Programmable digital signal processors (DSPs) often use multiple data memory banks to facilitate the exploitation of parallelism in accessing operands from memory. To utilize this capability, however, the data must be properly partitioned and distributed among different memory banks.
To illustrate the importance of data partitioning on execution performance, consider an N.sup.th order FIR (finite impulse response) filter algorithm executed by a hypothetical DSP similar to the Motorola DSP560001. This hypothetical DSP has two data-memory banks that can each be accessed once every clock cycle. But to fetch the elements of arrays A (the data) and B (the filter coefficients) in parallel, the arrays must be stored in separate memory banks. Conversely, if the arrays are stored in the same memory bank, the elements of the arrays would have to be fetched sequentially, and the execution of the code would be slowed down. The ability to access multiple memory banks in parallel with other operations is fundamental to most DSPs. However, failure to properly distribute the data among the memory banks can limit the exploitation of such parallelism and can therefore degrade execution performance.

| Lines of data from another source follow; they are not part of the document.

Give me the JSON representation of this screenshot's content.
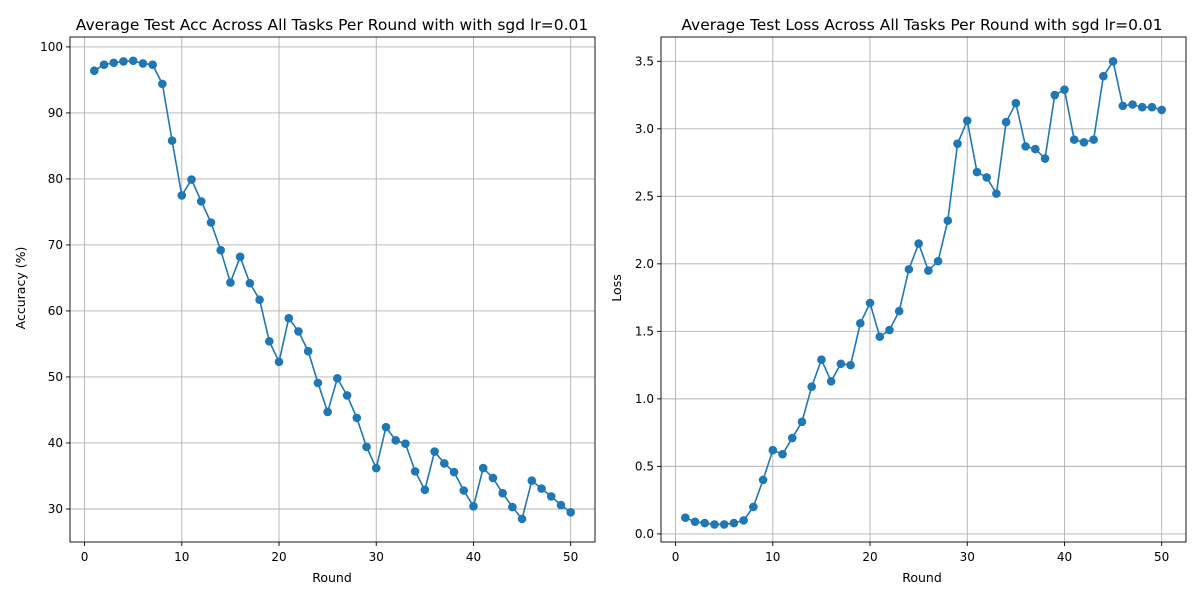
{
  "chart_data": [
    {
      "type": "line",
      "title": "Average Test Acc Across All Tasks Per Round with with sgd lr=0.01",
      "xlabel": "Round",
      "ylabel": "Accuracy (%)",
      "xlim": [
        -1.5,
        52.5
      ],
      "ylim": [
        25,
        101.5
      ],
      "xticks": [
        0,
        10,
        20,
        30,
        40,
        50
      ],
      "yticks": [
        30,
        40,
        50,
        60,
        70,
        80,
        90,
        100
      ],
      "grid": true,
      "marker": "circle",
      "color": "#1f77b4",
      "x": [
        1,
        2,
        3,
        4,
        5,
        6,
        7,
        8,
        9,
        10,
        11,
        12,
        13,
        14,
        15,
        16,
        17,
        18,
        19,
        20,
        21,
        22,
        23,
        24,
        25,
        26,
        27,
        28,
        29,
        30,
        31,
        32,
        33,
        34,
        35,
        36,
        37,
        38,
        39,
        40,
        41,
        42,
        43,
        44,
        45,
        46,
        47,
        48,
        49,
        50
      ],
      "y": [
        96.4,
        97.3,
        97.6,
        97.8,
        97.9,
        97.5,
        97.3,
        94.4,
        85.8,
        77.5,
        79.9,
        76.6,
        73.4,
        69.2,
        64.3,
        68.2,
        64.2,
        61.7,
        55.4,
        52.3,
        58.9,
        56.9,
        53.9,
        49.1,
        44.7,
        49.8,
        47.2,
        43.8,
        39.4,
        36.2,
        42.4,
        40.4,
        39.9,
        35.7,
        32.9,
        38.7,
        36.9,
        35.6,
        32.8,
        30.4,
        36.2,
        34.7,
        32.4,
        30.3,
        28.5,
        34.3,
        33.1,
        31.9,
        30.6,
        29.5
      ]
    },
    {
      "type": "line",
      "title": "Average Test Loss Across All Tasks Per Round with sgd lr=0.01",
      "xlabel": "Round",
      "ylabel": "Loss",
      "xlim": [
        -1.5,
        52.5
      ],
      "ylim": [
        -0.06,
        3.68
      ],
      "xticks": [
        0,
        10,
        20,
        30,
        40,
        50
      ],
      "yticks": [
        0.0,
        0.5,
        1.0,
        1.5,
        2.0,
        2.5,
        3.0,
        3.5
      ],
      "grid": true,
      "marker": "circle",
      "color": "#1f77b4",
      "x": [
        1,
        2,
        3,
        4,
        5,
        6,
        7,
        8,
        9,
        10,
        11,
        12,
        13,
        14,
        15,
        16,
        17,
        18,
        19,
        20,
        21,
        22,
        23,
        24,
        25,
        26,
        27,
        28,
        29,
        30,
        31,
        32,
        33,
        34,
        35,
        36,
        37,
        38,
        39,
        40,
        41,
        42,
        43,
        44,
        45,
        46,
        47,
        48,
        49,
        50
      ],
      "y": [
        0.12,
        0.09,
        0.08,
        0.07,
        0.07,
        0.08,
        0.1,
        0.2,
        0.4,
        0.62,
        0.59,
        0.71,
        0.83,
        1.09,
        1.29,
        1.13,
        1.26,
        1.25,
        1.56,
        1.71,
        1.46,
        1.51,
        1.65,
        1.96,
        2.15,
        1.95,
        2.02,
        2.32,
        2.89,
        3.06,
        2.68,
        2.64,
        2.52,
        3.05,
        3.19,
        2.87,
        2.85,
        2.78,
        3.25,
        3.29,
        2.92,
        2.9,
        2.92,
        3.39,
        3.5,
        3.17,
        3.18,
        3.16,
        3.16,
        3.14
      ]
    }
  ]
}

Data partitioning is currently performed manually by the programmer, who must typically resort to the use of assembler directives or compiler pragmas to control the partitioning of data in a program. As programs become larger and more sophisticated, it becomes very difficult to partition data manually and to ensure that the partitioning results in optimal execution performance. Automatic data partitioning is therefore becoming a necessity, especially with the current trend towards a heavier reliance on high-level languages to program DSPs. Automatic data partitioning relieves the programmer from this task and helps improve performance across an entire program.